Küçük bir öksürükle aralarına girdiğimde ikisi de suçüstü yakalanmış gibi toparlandılar ama hiçbir şey olmamş gibi davranma gayretine düştüler. Benimse daha önemli sorunlarım olduğu için onların basit ve masum flörtünü ciddiye alamıyordum. Annemlere taşınma fikrimi kısa bir girizgâhla açtım. Tepkiler ve sorular olmasını bekliyordum. Inti'nin duruma burnunu sokacağını da biliyordum. Yine de öylece söyleyiverdim.

Meredith itiraz etmedi. "Sen nasıl rahat ve mutlu hissedersen öyle davran, Ece." dedi.

Ama Aslı için aynı şeyi söyleyemeyecektim. Balkon kapısından içeri giren Carlo'ya şirret bir bakış attıktan sonra beni yakamdan tutup kendine yaklaştırdı ve kısık sesle "Bizi bu musibetin yanında mı bırakıyorsun? Ya bu deccal bizi de keserse?" diye söylendi.

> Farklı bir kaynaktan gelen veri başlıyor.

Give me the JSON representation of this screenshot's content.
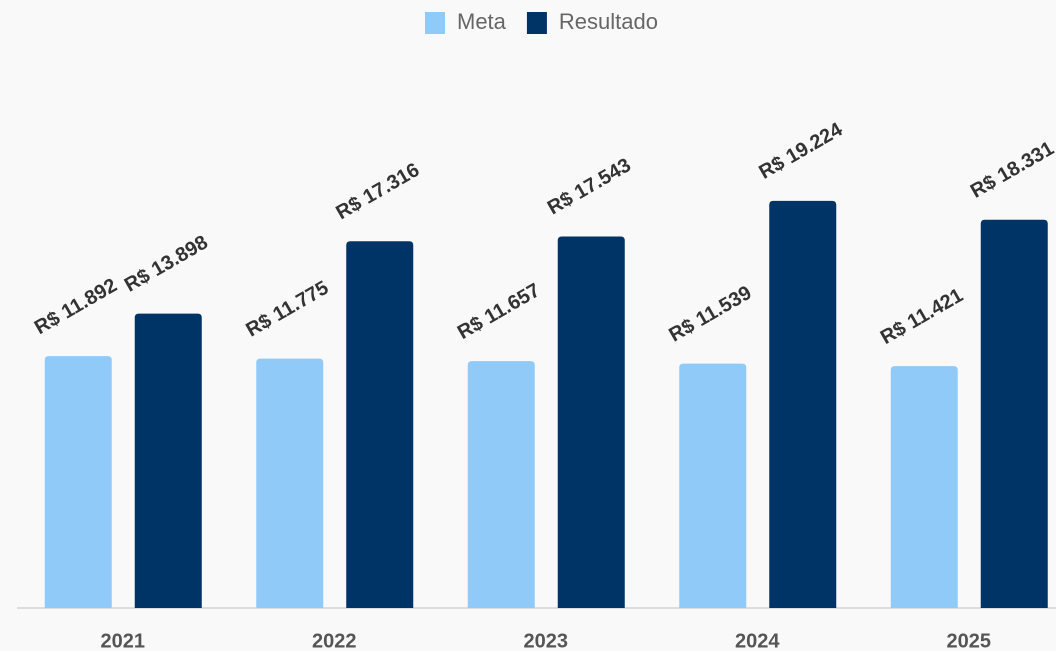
{
  "chart_data": {
    "type": "bar",
    "categories": [
      "2021",
      "2022",
      "2023",
      "2024",
      "2025"
    ],
    "series": [
      {
        "name": "Meta",
        "color": "#90caf9",
        "values": [
          11892,
          11775,
          11657,
          11539,
          11421
        ],
        "value_labels": [
          "R$ 11.892",
          "R$ 11.775",
          "R$ 11.657",
          "R$ 11.539",
          "R$ 11.421"
        ]
      },
      {
        "name": "Resultado",
        "color": "#003366",
        "values": [
          13898,
          17316,
          17543,
          19224,
          18331
        ],
        "value_labels": [
          "R$ 13.898",
          "R$ 17.316",
          "R$ 17.543",
          "R$ 19.224",
          "R$ 18.331"
        ]
      }
    ],
    "ylim": [
      0,
      28000
    ],
    "legend": "top"
  }
}
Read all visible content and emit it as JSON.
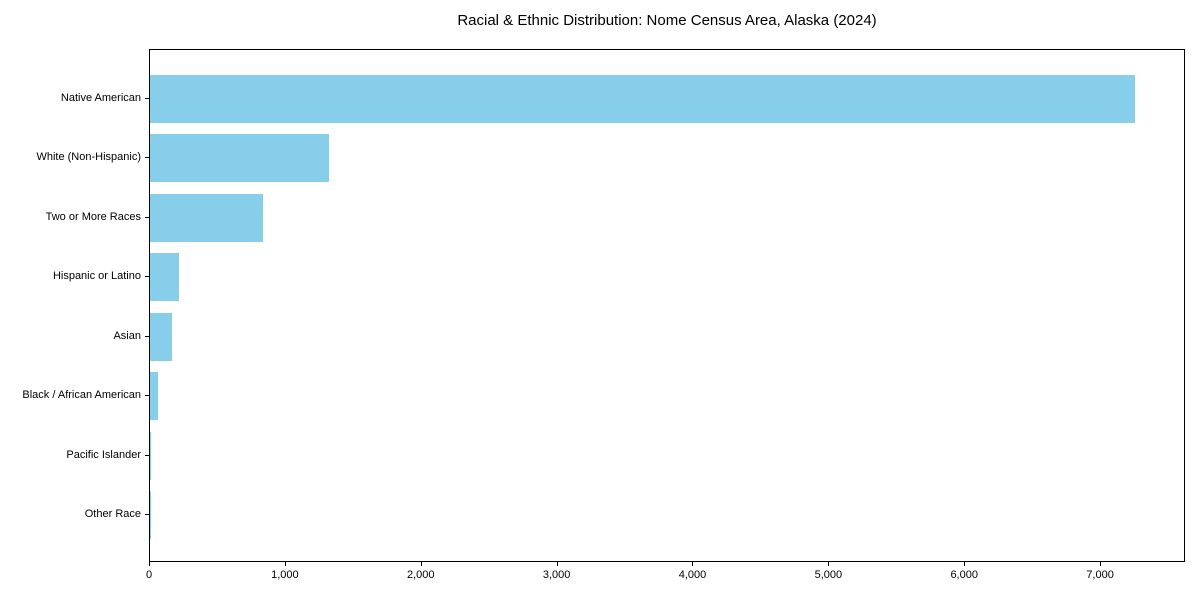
{
  "chart_data": {
    "type": "bar",
    "orientation": "horizontal",
    "title": "Racial & Ethnic Distribution: Nome Census Area, Alaska (2024)",
    "categories": [
      "Native American",
      "White (Non-Hispanic)",
      "Two or More Races",
      "Hispanic or Latino",
      "Asian",
      "Black / African American",
      "Pacific Islander",
      "Other Race"
    ],
    "values": [
      7250,
      1320,
      830,
      215,
      165,
      58,
      10,
      5
    ],
    "xlabel": "",
    "ylabel": "",
    "xlim": [
      0,
      7625
    ],
    "x_ticks": [
      0,
      1000,
      2000,
      3000,
      4000,
      5000,
      6000,
      7000
    ],
    "x_tick_labels": [
      "0",
      "1,000",
      "2,000",
      "3,000",
      "4,000",
      "5,000",
      "6,000",
      "7,000"
    ],
    "bar_color": "#87CEEB",
    "axis_color": "#000000",
    "background_color": "#ffffff",
    "grid": false,
    "legend": false
  }
}
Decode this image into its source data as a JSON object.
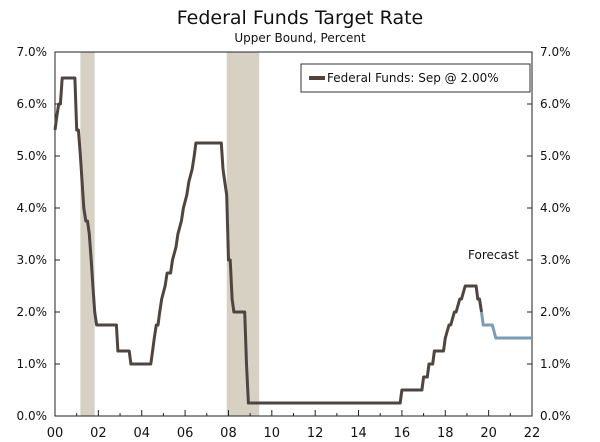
{
  "chart_data": {
    "type": "line",
    "title": "Federal Funds Target Rate",
    "subtitle": "Upper Bound, Percent",
    "xlabel": "",
    "ylabel": "",
    "xlim": [
      2000,
      2022
    ],
    "ylim": [
      0,
      7
    ],
    "y_ticks": [
      "0.0%",
      "1.0%",
      "2.0%",
      "3.0%",
      "4.0%",
      "5.0%",
      "6.0%",
      "7.0%"
    ],
    "y_tick_values": [
      0,
      1,
      2,
      3,
      4,
      5,
      6,
      7
    ],
    "x_ticks": [
      "00",
      "02",
      "04",
      "06",
      "08",
      "10",
      "12",
      "14",
      "16",
      "18",
      "20",
      "22"
    ],
    "x_tick_values": [
      2000,
      2002,
      2004,
      2006,
      2008,
      2010,
      2012,
      2014,
      2016,
      2018,
      2020,
      2022
    ],
    "legend": {
      "label": "Federal Funds: Sep @ 2.00%",
      "placement": "top-right"
    },
    "annotation": "Forecast",
    "recessions": [
      {
        "start": 2001.17,
        "end": 2001.83
      },
      {
        "start": 2007.92,
        "end": 2009.42
      }
    ],
    "colors": {
      "actual": "#4f4540",
      "forecast": "#7a9cb4",
      "recession": "#d6d1c2"
    },
    "series": [
      {
        "name": "Federal Funds",
        "kind": "actual",
        "x": [
          2000.0,
          2000.08,
          2000.08,
          2000.17,
          2000.17,
          2000.25,
          2000.25,
          2000.33,
          2000.33,
          2000.92,
          2001.0,
          2001.08,
          2001.17,
          2001.25,
          2001.33,
          2001.42,
          2001.5,
          2001.58,
          2001.67,
          2001.75,
          2001.83,
          2001.92,
          2002.83,
          2002.9,
          2003.42,
          2003.5,
          2004.42,
          2004.5,
          2004.58,
          2004.67,
          2004.75,
          2004.83,
          2004.92,
          2005.08,
          2005.17,
          2005.33,
          2005.42,
          2005.58,
          2005.67,
          2005.83,
          2005.92,
          2006.08,
          2006.17,
          2006.33,
          2006.42,
          2006.5,
          2007.67,
          2007.75,
          2007.83,
          2007.92,
          2008.0,
          2008.08,
          2008.17,
          2008.25,
          2008.33,
          2008.75,
          2008.83,
          2008.92,
          2015.92,
          2016.0,
          2016.92,
          2017.0,
          2017.17,
          2017.25,
          2017.42,
          2017.5,
          2017.92,
          2018.0,
          2018.17,
          2018.25,
          2018.42,
          2018.5,
          2018.67,
          2018.75,
          2018.92,
          2019.0,
          2019.42,
          2019.5,
          2019.58,
          2019.67
        ],
        "values": [
          5.5,
          5.75,
          5.75,
          6.0,
          6.0,
          6.0,
          6.0,
          6.5,
          6.5,
          6.5,
          5.5,
          5.5,
          5.0,
          4.5,
          4.0,
          3.75,
          3.75,
          3.5,
          3.0,
          2.5,
          2.0,
          1.75,
          1.75,
          1.25,
          1.25,
          1.0,
          1.0,
          1.25,
          1.5,
          1.75,
          1.75,
          2.0,
          2.25,
          2.5,
          2.75,
          2.75,
          3.0,
          3.25,
          3.5,
          3.75,
          4.0,
          4.25,
          4.5,
          4.75,
          5.0,
          5.25,
          5.25,
          4.75,
          4.5,
          4.25,
          3.0,
          3.0,
          2.25,
          2.0,
          2.0,
          2.0,
          1.0,
          0.25,
          0.25,
          0.5,
          0.5,
          0.75,
          0.75,
          1.0,
          1.0,
          1.25,
          1.25,
          1.5,
          1.75,
          1.75,
          2.0,
          2.0,
          2.25,
          2.25,
          2.5,
          2.5,
          2.5,
          2.25,
          2.25,
          2.0
        ]
      },
      {
        "name": "Federal Funds Forecast",
        "kind": "forecast",
        "x": [
          2019.67,
          2019.75,
          2020.17,
          2020.33,
          2022.0
        ],
        "values": [
          2.0,
          1.75,
          1.75,
          1.5,
          1.5
        ]
      }
    ]
  }
}
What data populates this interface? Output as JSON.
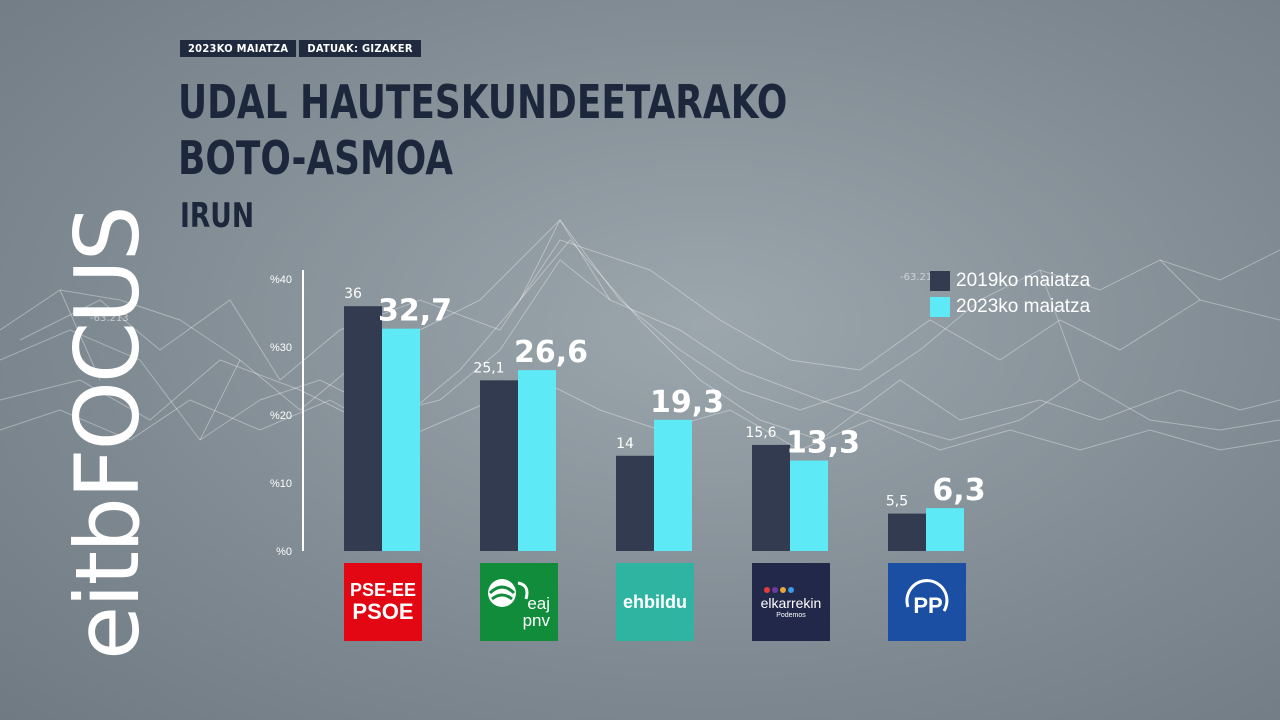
{
  "header": {
    "tag_date": "2023KO MAIATZA",
    "tag_source": "DATUAK: GIZAKER",
    "title_line1": "UDAL HAUTESKUNDEETARAKO",
    "title_line2": "BOTO-ASMOA",
    "subtitle": "IRUN"
  },
  "brand": {
    "eitb": "eitb",
    "focus": "FOCUS"
  },
  "background_numbers": [
    "-63.213",
    "-63.213"
  ],
  "legend": [
    {
      "label": "2019ko maiatza",
      "color": "#323b4f"
    },
    {
      "label": "2023ko maiatza",
      "color": "#5ee9f7"
    }
  ],
  "logos": {
    "psoe_line1": "PSE-EE",
    "psoe_line2": "PSOE",
    "pnv_line1": "eaj",
    "pnv_line2": "pnv",
    "bildu": "ehbildu",
    "elkarrekin": "elkarrekin",
    "elkarrekin_sub": "Podemos",
    "pp": "PP",
    "icon_names": [
      "psoe-logo",
      "pnv-logo",
      "ehbildu-logo",
      "elkarrekin-logo",
      "pp-logo"
    ]
  },
  "chart_data": {
    "type": "bar",
    "title": "UDAL HAUTESKUNDEETARAKO BOTO-ASMOA",
    "subtitle": "IRUN",
    "categories": [
      "PSE-EE PSOE",
      "EAJ-PNV",
      "EH Bildu",
      "Elkarrekin Podemos",
      "PP"
    ],
    "series": [
      {
        "name": "2019ko maiatza",
        "values": [
          36,
          25.1,
          14,
          15.6,
          5.5
        ],
        "labels": [
          "36",
          "25,1",
          "14",
          "15,6",
          "5,5"
        ],
        "color": "#323b4f"
      },
      {
        "name": "2023ko maiatza",
        "values": [
          32.7,
          26.6,
          19.3,
          13.3,
          6.3
        ],
        "labels": [
          "32,7",
          "26,6",
          "19,3",
          "13,3",
          "6,3"
        ],
        "color": "#5ee9f7"
      }
    ],
    "yticks": [
      "%0",
      "%10",
      "%20",
      "%30",
      "%40"
    ],
    "ytick_values": [
      0,
      10,
      20,
      30,
      40
    ],
    "ylim": [
      0,
      40
    ],
    "grid": false,
    "legend_position": "top-right"
  }
}
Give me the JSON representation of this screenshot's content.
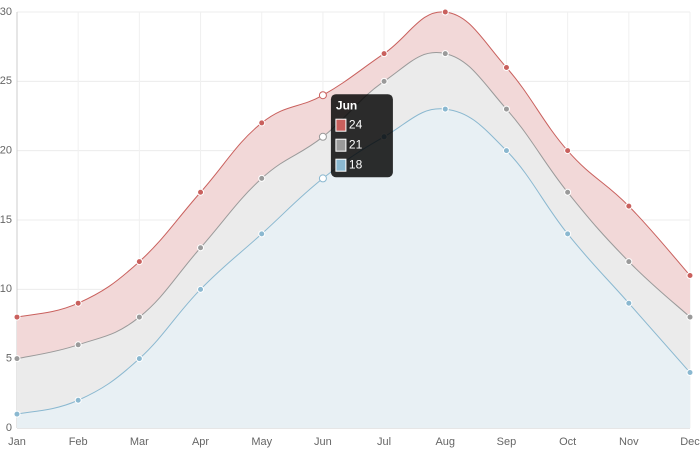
{
  "chart_data": {
    "type": "area",
    "categories": [
      "Jan",
      "Feb",
      "Mar",
      "Apr",
      "May",
      "Jun",
      "Jul",
      "Aug",
      "Sep",
      "Oct",
      "Nov",
      "Dec"
    ],
    "series": [
      {
        "color": "#c9605d",
        "fill": "#f2d8d8",
        "values": [
          8,
          9,
          12,
          17,
          22,
          24,
          27,
          30,
          26,
          20,
          16,
          11
        ]
      },
      {
        "color": "#9a9a9a",
        "fill": "#ebebeb",
        "values": [
          5,
          6,
          8,
          13,
          18,
          21,
          25,
          27,
          23,
          17,
          12,
          8
        ]
      },
      {
        "color": "#8ab8d0",
        "fill": "#e8f0f4",
        "values": [
          1,
          2,
          5,
          10,
          14,
          18,
          21,
          23,
          20,
          14,
          9,
          4
        ]
      }
    ],
    "ylim": [
      0,
      30
    ],
    "yticks": [
      0,
      5,
      10,
      15,
      20,
      25,
      30
    ],
    "grid": true
  }
}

"E sen de gel Aslı." Nedense gereksiz bir özgüvenle başımı salladım. "Hem kesecek olsaydı şimdiye on kere kesmişti."

Söylediklerimi mantıklı bulan Aslı başını yan yatırarak kabullendi. "Yok, ben gelmeyeyim şimdi. Hiç bilmediğim, etmediğim insanların evinde ne işim var? Rahat edemem."

"Bilmediğim insanlar da ne demek Aslı? Annemden bahsediyoruz."

Kısa bir an düşünse de "Yok, yok burası iyi şimdilik." diyerek başını arkaya attı kız. "Hem bildiğin şeytan bilmediğin melekten iyidir."

Kabullendim hemen. Zaten anneme ben yük olurken bir başkasını daha yük etmeye gönlüm razı gelmedi. Gerçi bu geçici bir süreçti. Sonsuza dek orada kalacak değildim. Biraz kendimi toparladığımda kendime göre küçük bir yere taşınabilirdim ama hangi parayla? Tüm bunlar beynimin içinde dönerken kendi kendimi rahatlatmaya çalıştım.

Odama çıkarken Carlo'nun aralık kapısından odasına bir göz attım. Son derece tertipli düzenli ve az eşyalıydı. Önceki evinden sadece o kadeh tablosunu getirmişti. Tanışırken birlikte incelediğimiz kadeh tablosu. Onu müşteri zannederken, onun basit bir hayranıyken ve onu ona karşı överken. Ne keyifli bir gündü. Artık geriye hiçbir şey kalmamıştı o güne dair.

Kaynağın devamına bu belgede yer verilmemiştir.